The Rugby Channel
- Country: New Zealand

Programming
- Picture format: 16:9 (SDTV)

Ownership
- Owner: Sky Network Television

History
- Launched: 1 May 2002
- Closed: 31 July 2019

Links
- Website: www.skysport.co.nz

= The Rugby Channel =

New Zealand TV channel

The Rugby Channel was New Zealand's only channel dedicated to the national sport of rugby union. When live matches were not on, the channel screened classic games and documentaries relating to the sport. It was the only channel committed to showing all major matches in the widescreen 16:9 ratio popular with newer television sets, but from August 2008 Sky Sport changed to widescreen as well after My Sky HDi was launched. However, Rugby Channel viewers could exclusively watch the press conferences following major rugby matches, and could watch most major European rugby games as well. It also screened live and exclusive college 1st XV matches then replayed on Sky Sport later in the week.

==History==
The Rugby Channel officially launched in New Zealand on May 1, 2002, as a dedicated 24/7 pay-TV network on Sky on Sky Channel 15. Programming kicked off with a BBC documentary on the history of the sport, alongside panel shows, Super 12 replays, and historic All Blacks matches.

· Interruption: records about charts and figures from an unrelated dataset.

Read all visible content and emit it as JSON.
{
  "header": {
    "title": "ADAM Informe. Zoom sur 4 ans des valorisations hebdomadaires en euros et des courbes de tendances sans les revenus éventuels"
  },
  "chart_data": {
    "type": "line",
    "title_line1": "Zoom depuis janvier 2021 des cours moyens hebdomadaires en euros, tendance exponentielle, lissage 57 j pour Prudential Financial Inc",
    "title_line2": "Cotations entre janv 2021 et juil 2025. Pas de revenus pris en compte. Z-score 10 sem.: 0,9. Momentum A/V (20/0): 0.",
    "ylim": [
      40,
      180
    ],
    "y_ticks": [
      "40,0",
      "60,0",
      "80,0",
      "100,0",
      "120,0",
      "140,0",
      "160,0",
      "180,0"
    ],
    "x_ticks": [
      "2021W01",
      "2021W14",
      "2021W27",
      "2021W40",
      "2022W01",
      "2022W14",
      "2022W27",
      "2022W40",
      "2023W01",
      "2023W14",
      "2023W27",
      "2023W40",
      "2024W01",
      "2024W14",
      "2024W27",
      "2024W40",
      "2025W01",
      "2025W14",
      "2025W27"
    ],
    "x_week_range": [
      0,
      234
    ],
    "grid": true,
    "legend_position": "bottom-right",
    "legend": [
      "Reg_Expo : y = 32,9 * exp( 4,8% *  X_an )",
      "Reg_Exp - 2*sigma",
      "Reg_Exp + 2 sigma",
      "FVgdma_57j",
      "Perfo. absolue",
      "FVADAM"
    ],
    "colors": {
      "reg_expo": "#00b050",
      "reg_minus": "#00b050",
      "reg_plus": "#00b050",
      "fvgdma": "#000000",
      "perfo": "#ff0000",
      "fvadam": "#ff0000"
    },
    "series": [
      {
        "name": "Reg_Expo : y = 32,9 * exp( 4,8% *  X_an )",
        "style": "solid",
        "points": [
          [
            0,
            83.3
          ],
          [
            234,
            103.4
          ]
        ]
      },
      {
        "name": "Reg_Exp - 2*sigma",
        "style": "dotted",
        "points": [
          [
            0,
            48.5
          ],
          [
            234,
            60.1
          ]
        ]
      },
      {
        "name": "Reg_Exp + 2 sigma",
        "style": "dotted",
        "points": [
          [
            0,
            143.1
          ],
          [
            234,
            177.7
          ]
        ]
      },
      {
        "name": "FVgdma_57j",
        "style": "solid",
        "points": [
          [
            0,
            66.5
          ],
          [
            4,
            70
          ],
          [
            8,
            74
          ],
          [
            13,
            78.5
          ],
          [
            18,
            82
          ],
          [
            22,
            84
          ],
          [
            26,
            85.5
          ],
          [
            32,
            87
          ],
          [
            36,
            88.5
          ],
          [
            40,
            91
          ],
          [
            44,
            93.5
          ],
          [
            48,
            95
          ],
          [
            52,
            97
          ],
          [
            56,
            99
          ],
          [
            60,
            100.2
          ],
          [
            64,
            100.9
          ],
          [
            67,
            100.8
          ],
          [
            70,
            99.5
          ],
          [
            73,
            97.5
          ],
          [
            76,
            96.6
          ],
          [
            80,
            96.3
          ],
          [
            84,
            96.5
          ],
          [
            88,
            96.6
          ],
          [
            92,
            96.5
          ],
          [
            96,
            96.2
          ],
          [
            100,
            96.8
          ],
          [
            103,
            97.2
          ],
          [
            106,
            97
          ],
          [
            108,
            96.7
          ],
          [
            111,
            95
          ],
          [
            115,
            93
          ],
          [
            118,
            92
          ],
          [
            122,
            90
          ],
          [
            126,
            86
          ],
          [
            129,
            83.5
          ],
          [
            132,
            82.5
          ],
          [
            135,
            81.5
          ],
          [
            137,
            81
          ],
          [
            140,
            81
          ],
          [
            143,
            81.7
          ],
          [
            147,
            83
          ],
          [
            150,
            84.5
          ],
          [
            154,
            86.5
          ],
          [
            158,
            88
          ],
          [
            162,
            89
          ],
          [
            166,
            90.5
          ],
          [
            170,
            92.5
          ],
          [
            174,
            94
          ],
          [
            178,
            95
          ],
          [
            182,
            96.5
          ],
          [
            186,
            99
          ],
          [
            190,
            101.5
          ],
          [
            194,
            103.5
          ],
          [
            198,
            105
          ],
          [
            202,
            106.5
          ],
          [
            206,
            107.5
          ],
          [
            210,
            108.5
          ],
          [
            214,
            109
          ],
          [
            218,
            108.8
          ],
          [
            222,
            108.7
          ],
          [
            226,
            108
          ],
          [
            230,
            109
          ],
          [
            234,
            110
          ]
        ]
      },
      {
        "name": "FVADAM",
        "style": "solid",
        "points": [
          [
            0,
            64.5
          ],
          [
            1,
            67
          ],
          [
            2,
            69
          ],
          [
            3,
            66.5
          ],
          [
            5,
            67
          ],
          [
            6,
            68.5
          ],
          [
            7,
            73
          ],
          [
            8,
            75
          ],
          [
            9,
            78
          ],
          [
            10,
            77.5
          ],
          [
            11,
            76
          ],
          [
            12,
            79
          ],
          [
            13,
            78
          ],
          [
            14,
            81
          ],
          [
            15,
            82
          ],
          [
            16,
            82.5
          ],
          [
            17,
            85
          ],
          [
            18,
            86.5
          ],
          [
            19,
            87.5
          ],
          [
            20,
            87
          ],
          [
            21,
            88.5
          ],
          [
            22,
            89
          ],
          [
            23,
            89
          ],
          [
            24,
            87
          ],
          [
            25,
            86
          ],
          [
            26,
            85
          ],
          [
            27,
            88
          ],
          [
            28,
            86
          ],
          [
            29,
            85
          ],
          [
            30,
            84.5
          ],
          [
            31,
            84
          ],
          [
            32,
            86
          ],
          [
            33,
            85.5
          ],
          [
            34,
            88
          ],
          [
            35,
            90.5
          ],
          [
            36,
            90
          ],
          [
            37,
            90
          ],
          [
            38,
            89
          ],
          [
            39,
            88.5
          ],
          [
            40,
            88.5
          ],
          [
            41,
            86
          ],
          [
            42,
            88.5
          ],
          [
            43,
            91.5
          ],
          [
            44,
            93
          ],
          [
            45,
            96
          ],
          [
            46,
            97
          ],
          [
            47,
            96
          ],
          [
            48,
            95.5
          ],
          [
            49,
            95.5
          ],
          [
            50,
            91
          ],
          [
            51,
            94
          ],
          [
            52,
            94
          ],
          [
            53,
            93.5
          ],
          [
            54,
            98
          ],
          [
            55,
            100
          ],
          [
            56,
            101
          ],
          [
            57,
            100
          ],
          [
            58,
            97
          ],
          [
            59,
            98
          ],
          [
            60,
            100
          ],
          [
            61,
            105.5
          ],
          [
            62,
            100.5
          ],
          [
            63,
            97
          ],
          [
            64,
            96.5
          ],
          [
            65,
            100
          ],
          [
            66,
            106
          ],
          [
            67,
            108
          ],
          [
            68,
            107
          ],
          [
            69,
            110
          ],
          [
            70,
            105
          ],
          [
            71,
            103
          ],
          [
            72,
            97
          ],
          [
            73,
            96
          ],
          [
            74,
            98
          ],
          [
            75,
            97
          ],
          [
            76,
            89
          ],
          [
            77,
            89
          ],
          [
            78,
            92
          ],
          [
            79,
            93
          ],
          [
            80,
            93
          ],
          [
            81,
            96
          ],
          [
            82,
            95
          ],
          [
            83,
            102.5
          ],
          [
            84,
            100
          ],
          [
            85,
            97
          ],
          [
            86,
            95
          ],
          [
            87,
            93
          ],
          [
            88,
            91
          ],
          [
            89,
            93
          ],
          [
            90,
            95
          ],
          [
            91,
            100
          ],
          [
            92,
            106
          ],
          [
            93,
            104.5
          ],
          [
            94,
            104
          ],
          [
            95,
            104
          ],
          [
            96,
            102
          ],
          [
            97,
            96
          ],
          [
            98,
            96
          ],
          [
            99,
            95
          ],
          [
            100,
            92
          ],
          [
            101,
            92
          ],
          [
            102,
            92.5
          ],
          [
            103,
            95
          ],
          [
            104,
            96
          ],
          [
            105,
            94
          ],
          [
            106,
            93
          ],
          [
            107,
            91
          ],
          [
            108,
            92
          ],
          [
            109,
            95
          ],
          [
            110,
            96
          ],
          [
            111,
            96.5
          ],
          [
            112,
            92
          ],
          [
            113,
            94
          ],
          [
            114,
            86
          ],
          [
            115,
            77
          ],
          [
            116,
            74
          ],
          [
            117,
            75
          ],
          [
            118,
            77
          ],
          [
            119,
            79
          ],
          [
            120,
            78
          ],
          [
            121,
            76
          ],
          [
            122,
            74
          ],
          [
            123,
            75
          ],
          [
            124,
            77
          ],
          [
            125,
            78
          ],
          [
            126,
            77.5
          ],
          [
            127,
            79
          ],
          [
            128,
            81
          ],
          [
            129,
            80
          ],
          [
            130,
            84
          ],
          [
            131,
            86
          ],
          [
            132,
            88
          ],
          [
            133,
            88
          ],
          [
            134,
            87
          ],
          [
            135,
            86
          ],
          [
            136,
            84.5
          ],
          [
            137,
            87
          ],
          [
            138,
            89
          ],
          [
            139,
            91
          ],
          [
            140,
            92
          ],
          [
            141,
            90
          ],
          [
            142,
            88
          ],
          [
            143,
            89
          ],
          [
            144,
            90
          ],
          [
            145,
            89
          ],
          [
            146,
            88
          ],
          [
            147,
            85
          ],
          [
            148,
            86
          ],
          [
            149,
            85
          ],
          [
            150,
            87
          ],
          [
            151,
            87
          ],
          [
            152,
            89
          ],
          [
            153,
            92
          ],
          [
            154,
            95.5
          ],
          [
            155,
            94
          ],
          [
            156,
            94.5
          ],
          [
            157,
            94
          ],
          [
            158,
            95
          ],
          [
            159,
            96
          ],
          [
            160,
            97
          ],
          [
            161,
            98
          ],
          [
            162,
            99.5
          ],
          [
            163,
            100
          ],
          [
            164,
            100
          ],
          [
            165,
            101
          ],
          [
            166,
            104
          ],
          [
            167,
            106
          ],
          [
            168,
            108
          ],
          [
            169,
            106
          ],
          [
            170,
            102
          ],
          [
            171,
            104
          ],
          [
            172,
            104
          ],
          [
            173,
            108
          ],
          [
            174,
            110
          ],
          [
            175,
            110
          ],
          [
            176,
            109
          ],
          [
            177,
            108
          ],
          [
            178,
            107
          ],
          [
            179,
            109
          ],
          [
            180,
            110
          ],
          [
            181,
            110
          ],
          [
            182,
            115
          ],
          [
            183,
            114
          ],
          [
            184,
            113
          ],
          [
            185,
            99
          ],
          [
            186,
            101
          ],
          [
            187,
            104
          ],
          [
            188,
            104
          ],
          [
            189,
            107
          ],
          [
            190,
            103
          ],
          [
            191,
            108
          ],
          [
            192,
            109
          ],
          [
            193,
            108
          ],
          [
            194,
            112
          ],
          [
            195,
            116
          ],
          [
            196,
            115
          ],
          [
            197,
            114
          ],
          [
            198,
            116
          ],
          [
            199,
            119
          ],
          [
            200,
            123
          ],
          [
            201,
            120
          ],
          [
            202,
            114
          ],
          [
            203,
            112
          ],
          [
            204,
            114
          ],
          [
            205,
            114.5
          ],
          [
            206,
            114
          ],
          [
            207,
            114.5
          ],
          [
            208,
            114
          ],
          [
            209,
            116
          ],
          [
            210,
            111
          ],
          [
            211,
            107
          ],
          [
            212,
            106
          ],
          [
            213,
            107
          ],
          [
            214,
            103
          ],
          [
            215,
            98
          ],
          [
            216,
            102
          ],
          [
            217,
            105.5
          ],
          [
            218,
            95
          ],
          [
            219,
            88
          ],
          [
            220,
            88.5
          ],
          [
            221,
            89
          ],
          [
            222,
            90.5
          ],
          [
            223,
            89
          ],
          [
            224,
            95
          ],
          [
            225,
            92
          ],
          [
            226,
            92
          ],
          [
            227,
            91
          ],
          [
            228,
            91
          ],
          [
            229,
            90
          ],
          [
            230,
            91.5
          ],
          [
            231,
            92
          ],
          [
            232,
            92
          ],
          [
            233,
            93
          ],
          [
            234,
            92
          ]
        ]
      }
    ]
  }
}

At launch, the channel struggled with broadcast approvals for pre-1995 games, which required ongoing negotiations with the NZRU and the International Rugby Board.

==Closure==
The Rugby Channel closed on 31 July 2019. From 1 August 2019, all of The Rugby Channel's programming was moved to Sky Sport 1, making Sky Sport 1 a 24/7 rugby channel. The final program aired on The Rugby Channel was a documentary, Greats of Super Rugby: Christian Cullen.